I would refer the Deputy to my reply to Parliamentary Question No. 757 of 16 January 2013, which indicated the following:

"The Personal Insolvency Act 2012, was passed by both Houses of the Oireachtas on 19 December, 2012 and signed into law by the President on 26 December, 2012. The Act will be commenced in due course as the necessary preparations for administration of its provisions are finalised. The Act provides for the introduction of three new debt resolution processes, which though requiring approval by the court, are essentially non-judicial in nature:

- The Debt Relief Notice (DRN) will allow for the write-off of qualifying unsecured debt up to €20,000, subject to a three year supervision period.

- The Debt Settlement Arrangement (DSA) provides for the agreed settlement of unsecured debt, with no limit involved, normally over five years.

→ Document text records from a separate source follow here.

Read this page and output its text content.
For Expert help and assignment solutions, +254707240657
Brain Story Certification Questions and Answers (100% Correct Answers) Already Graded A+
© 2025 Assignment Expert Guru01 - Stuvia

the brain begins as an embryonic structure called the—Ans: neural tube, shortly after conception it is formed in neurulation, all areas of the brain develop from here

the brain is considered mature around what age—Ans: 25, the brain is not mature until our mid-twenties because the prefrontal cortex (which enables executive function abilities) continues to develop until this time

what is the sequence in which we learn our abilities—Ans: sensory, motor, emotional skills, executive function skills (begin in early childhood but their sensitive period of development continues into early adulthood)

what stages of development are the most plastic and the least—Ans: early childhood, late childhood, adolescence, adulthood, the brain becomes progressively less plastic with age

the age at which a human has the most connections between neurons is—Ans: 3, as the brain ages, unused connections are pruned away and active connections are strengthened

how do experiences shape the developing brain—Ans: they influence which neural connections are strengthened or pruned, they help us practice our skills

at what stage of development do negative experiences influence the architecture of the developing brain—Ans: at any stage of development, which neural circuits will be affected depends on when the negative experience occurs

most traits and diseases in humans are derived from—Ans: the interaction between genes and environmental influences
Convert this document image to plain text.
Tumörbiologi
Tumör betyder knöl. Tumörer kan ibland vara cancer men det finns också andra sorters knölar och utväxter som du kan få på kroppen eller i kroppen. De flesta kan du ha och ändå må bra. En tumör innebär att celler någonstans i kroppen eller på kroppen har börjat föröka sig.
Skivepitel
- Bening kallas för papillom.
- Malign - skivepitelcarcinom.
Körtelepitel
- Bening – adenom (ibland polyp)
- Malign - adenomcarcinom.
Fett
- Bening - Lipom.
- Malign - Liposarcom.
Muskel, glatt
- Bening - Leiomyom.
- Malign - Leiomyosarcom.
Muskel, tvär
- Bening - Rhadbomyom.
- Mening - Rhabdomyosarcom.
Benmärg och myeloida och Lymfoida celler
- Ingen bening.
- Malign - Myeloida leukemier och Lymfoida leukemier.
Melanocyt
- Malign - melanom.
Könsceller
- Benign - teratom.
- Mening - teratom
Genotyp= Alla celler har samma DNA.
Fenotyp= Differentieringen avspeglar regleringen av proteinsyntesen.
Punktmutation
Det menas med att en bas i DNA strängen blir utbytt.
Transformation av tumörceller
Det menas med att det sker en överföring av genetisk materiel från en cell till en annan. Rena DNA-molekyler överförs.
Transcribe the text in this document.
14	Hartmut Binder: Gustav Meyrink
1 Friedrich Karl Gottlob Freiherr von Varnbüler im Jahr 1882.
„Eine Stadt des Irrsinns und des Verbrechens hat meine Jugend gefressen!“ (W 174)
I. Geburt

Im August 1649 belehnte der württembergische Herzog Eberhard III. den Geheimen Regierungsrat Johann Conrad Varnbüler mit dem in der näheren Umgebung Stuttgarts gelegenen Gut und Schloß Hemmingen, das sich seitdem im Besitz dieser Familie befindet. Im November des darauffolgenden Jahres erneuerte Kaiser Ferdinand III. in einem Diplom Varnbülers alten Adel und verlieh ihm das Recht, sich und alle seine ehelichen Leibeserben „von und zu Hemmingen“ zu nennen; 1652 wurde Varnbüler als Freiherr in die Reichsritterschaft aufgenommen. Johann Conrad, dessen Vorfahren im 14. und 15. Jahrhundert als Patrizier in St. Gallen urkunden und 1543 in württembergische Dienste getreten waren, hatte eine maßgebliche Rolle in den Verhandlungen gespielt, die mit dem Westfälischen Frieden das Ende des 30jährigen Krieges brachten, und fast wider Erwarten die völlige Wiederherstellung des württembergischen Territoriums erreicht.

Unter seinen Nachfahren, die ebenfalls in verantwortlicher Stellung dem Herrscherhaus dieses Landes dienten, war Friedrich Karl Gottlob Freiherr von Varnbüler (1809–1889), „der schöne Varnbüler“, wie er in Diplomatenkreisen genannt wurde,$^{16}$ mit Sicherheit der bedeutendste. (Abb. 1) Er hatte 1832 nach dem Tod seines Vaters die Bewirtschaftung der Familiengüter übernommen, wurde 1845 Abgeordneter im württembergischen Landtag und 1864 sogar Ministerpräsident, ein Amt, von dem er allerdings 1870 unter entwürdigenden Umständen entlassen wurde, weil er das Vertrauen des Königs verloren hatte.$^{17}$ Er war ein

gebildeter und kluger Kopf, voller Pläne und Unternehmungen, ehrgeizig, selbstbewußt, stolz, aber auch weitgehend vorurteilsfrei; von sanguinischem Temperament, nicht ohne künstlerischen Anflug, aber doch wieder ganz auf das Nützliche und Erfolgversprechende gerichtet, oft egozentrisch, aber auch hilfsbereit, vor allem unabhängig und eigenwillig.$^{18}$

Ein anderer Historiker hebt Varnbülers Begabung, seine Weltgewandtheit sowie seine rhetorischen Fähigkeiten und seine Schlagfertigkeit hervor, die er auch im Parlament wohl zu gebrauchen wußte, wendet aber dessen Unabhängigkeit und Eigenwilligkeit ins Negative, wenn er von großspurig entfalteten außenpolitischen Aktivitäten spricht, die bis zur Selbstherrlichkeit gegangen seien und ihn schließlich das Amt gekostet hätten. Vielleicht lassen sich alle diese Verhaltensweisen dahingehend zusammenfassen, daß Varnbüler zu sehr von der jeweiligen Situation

- The Personal Insolvency Arrangement (PIA) will enable the agreed settlement of secured debt up to €3 million, although this cap may be increased with the consent of all secured creditors, and unsecured debt without limit, normally over six years.

The Act also continues the reform of the Bankruptcy Act 1988, begun in the Civil Law (Miscellaneous Provisions) Act 2011 and will include, critically, the introduction of automatic discharge from bankruptcy, subject to certain conditions, after 3 years in place of the current 12 years.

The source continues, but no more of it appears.